In order to help women fully regain a positive relationship with their physical selves, My Body Back has organically expanded its services, from a healthcare clinic where consent is always clearly addressed, to the world’s first maternity clinic for sexual assault survivors, to Café V—a quarterly workshop for women who are “learning to love their bodies following violence.”

"We're challenging the myth that society throws upon you that you need somebody else to enjoy your own body."

It was in Café V that a discussion in visual aids and sex toys quickly emerged. Amara said for participants, autonomy is a key piece of reclaiming their sexuality, and sex toys and visual aids can be essential tools for achieving that. “Quite a few of our service users [say they don’t] want to be reliant on a man or anybody really," she said. "[One woman] was saying how she gets visually turned on, but because of that she found she was reliant on having a partner, but she didn’t want that. She wanted to concentrate on herself."

In that vein, pornography also serves as very practical tool. “Women are sexually turned on visually, and there’s a continuous dialogue that we’re not but I know so many women who are,” said Amara. “And then [there’s the myth] that women don’t masturbate—that’s rubbish!” 

But finding suitable aids wasn't without obstacles. "Women were telling me they had tried to watch porn because they’d come along, used our services, felt great, they wanted to try to masturbate with visual aids, and they felt there just wasn’t anything out there for them. They’d find that it was often very violent or misogynistic."

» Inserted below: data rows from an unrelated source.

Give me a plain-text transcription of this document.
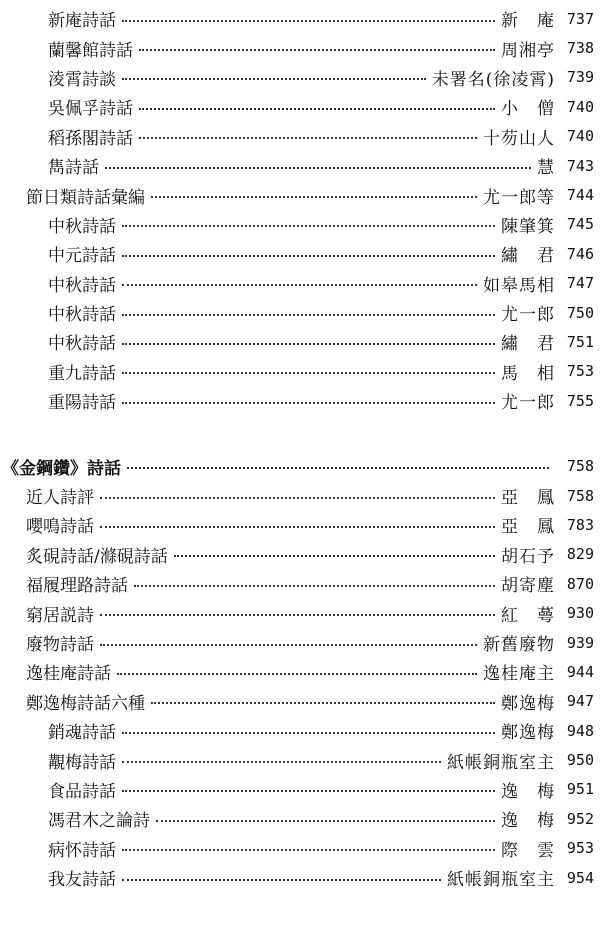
新庵詩話	新　庵 737
蘭馨館詩話	周湘亭 738
淩霄詩談	未署名(徐凌霄) 739
吳佩孚詩話	小　僧 740
稻孫閣詩話	十芴山人 740
雋詩話	慧 743
節日類詩話彙編	尤一郎等 744
中秋詩話	陳肇箕 745
中元詩話	繡　君 746
中秋詩話	如皋馬相 747
中秋詩話	尤一郎 750
中秋詩話	繡　君 751
重九詩話	馬　相 753
重陽詩話	尤一郎 755
《金鋼鑽》詩話	758
近人詩評	亞　鳳 758
嚶鳴詩話	亞　鳳 783
炙硯詩話/滌硯詩話	胡石予 829
福履理路詩話	胡寄塵 870
窮居説詩	紅　蕚 930
廢物詩話	新舊廢物 939
逸桂庵詩話	逸桂庵主 944
鄭逸梅詩話六種	鄭逸梅 947
銷魂詩話	鄭逸梅 948
覯梅詩話	紙帳銅瓶室主 950
食品詩話	逸　梅 951
馮君木之論詩	逸　梅 952
病怀詩話	際　雲 953
我友詩話	紙帳銅瓶室主 954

And that's how the Clit List was born. While no fantasies are off-limits, all of the materials featured on the Clit List are ethically sourced and written by survivors and those who've worked with the project. Users can peruse with confidence and with an empowering sense of choice. 

Amara has found that women from all around the world, who have and have not experienced sexual assault, are reaching out and expressing interest in the resources.

“I think a lot women who haven't experienced any form of violence are using TCL because they've realized men aren't essential to their sex lives… They're a nice added extra though, a bit like a cup of tea. We all love a cup of tea, and who doesn't look forward to a nice cup of tea when they come home from work? But it's not essential." 

Ultimately, she says, "Do what works for you."